The beautiful sweaters, shawls and other alpaca products he carried awed me, but I was also skeptical, as I am extremely allergic to wool. However, it turns out that alpaca is quite different from typical sheep’s wool. I can usually tell a fabric’s wool content by simply touching it, as I unfailingly feel the telltale prickliness of the wool. I was amazed that the alpaca produced no such reaction, and discovered that it had to do with the individual hair fibers of the alpaca-- they are hollow! This hollowness makes them smoother, and provides much better insulation. I could not resist one of the magnificent magenta sweaters for sale—it was as he said—not itchy, but soft and had just the right amount of cling. I can’t wait until winter to be able to wear it, but it was perfectly comfortable over my tee shirt—something I could never do with a wool sweater. He suggested that we visit a friend’s alpaca farm to get a better idea of the unusual animals and their fur. We definitely plan to do that on a future trip to the area.

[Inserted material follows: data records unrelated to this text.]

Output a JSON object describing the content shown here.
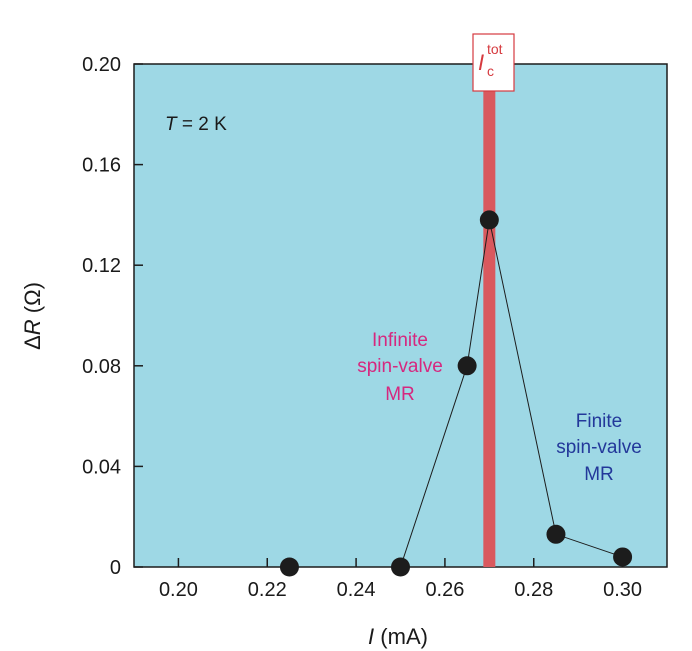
{
  "chart_data": {
    "type": "scatter",
    "x": [
      0.225,
      0.25,
      0.265,
      0.27,
      0.285,
      0.3
    ],
    "y": [
      0.0,
      0.0,
      0.08,
      0.138,
      0.013,
      0.004
    ],
    "xlabel_var": "I",
    "xlabel_unit": "(mA)",
    "ylabel_delta": "Δ",
    "ylabel_var": "R",
    "ylabel_unit": "(Ω)",
    "xlim": [
      0.19,
      0.31
    ],
    "ylim": [
      0,
      0.2
    ],
    "xticks": [
      0.2,
      0.22,
      0.24,
      0.26,
      0.28,
      0.3
    ],
    "xtick_labels": [
      "0.20",
      "0.22",
      "0.24",
      "0.26",
      "0.28",
      "0.30"
    ],
    "yticks": [
      0,
      0.04,
      0.08,
      0.12,
      0.16,
      0.2
    ],
    "ytick_labels": [
      "0",
      "0.04",
      "0.08",
      "0.12",
      "0.16",
      "0.20"
    ],
    "critical_current": {
      "x": 0.27,
      "label_main": "I",
      "label_sup": "tot",
      "label_sub": "c"
    },
    "temperature_label": {
      "var": "T",
      "rest": " = 2 K"
    },
    "annotations": {
      "infinite": [
        "Infinite",
        "spin-valve",
        "MR"
      ],
      "finite": [
        "Finite",
        "spin-valve",
        "MR"
      ]
    },
    "grid": false,
    "colors": {
      "background": "#9ed8e5",
      "marker": "#1c1c1c",
      "line": "#1c1c1c",
      "critical_band": "#d9595e",
      "critical_label": "#d63a3f",
      "infinite_text": "#d6287f",
      "finite_text": "#23389a"
    }
  }
}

Driving the few blocks to the “downtown” area of Nederland, we spied a picturesque covered bridge and decided to explore while there was still a break in the clouds. The bridge leads to a lovely, lush and wooded trail which runs along the rushing creek and eventually to a children’s play area, a small veteran’s memorial, and further on to a dam.

We walked there and back, and decided to explore the “main street” which consisted of about a block of pubs and eclectic shops. One such store was a true throwback to the 60s—a coop, where one could find everything grown locally and naturally, from wrapped sage for cleansing the aura of a dwelling to grains and other products. Naturally it was all over-priced, but not at all touristy, and quite useful and interesting. I bought the sage wrapped with beautiful wildflowers because I liked the way it looked. I never considered burning it until the checkout girl gave me instructions. It is amazingly fragrant when burned, it burns enthusiastically, and quickly fills a house with the cleansing and pleasing scent.

We were then drawn to a shop next door with a host of seriously eclectic articles, and inexplicable references to “Frozen Dead Guy Days”. That was irresistible, and we had to find out what that was all about. The nonplussed owner answered our confusion with a question: “What would you expect us to do in March after a long cold winter, other than frozen turkey bowling, coffin races, a frozen salmon toss, and a frozen t-shirt contest?” This was clearly a trick question, but we vowed to attend the very strange festival next March.

When it began to get dark, we realized we’d better get something to eat before the long drive home. This was dicey, as only a few bar/pubs seemed to be open. We chose one that had a back deck (which overlooks a parking area and some houses), but when it began to rain, we headed inside. It didn’t end up being a good choice for food (or atmosphere), as their idea of sautéed veggies was kind of a mush. Also, someone turned off the lights in the restroom when I was in there, and it took ages for me to find my way out. So, our next trip will likely be BYO.

The road back was a bit more challenging in the dark, but it was a lovely drive. We will definitely return to this eclectic town to see more of it, and discover what the “Frozen Dead Guy Days” are all about.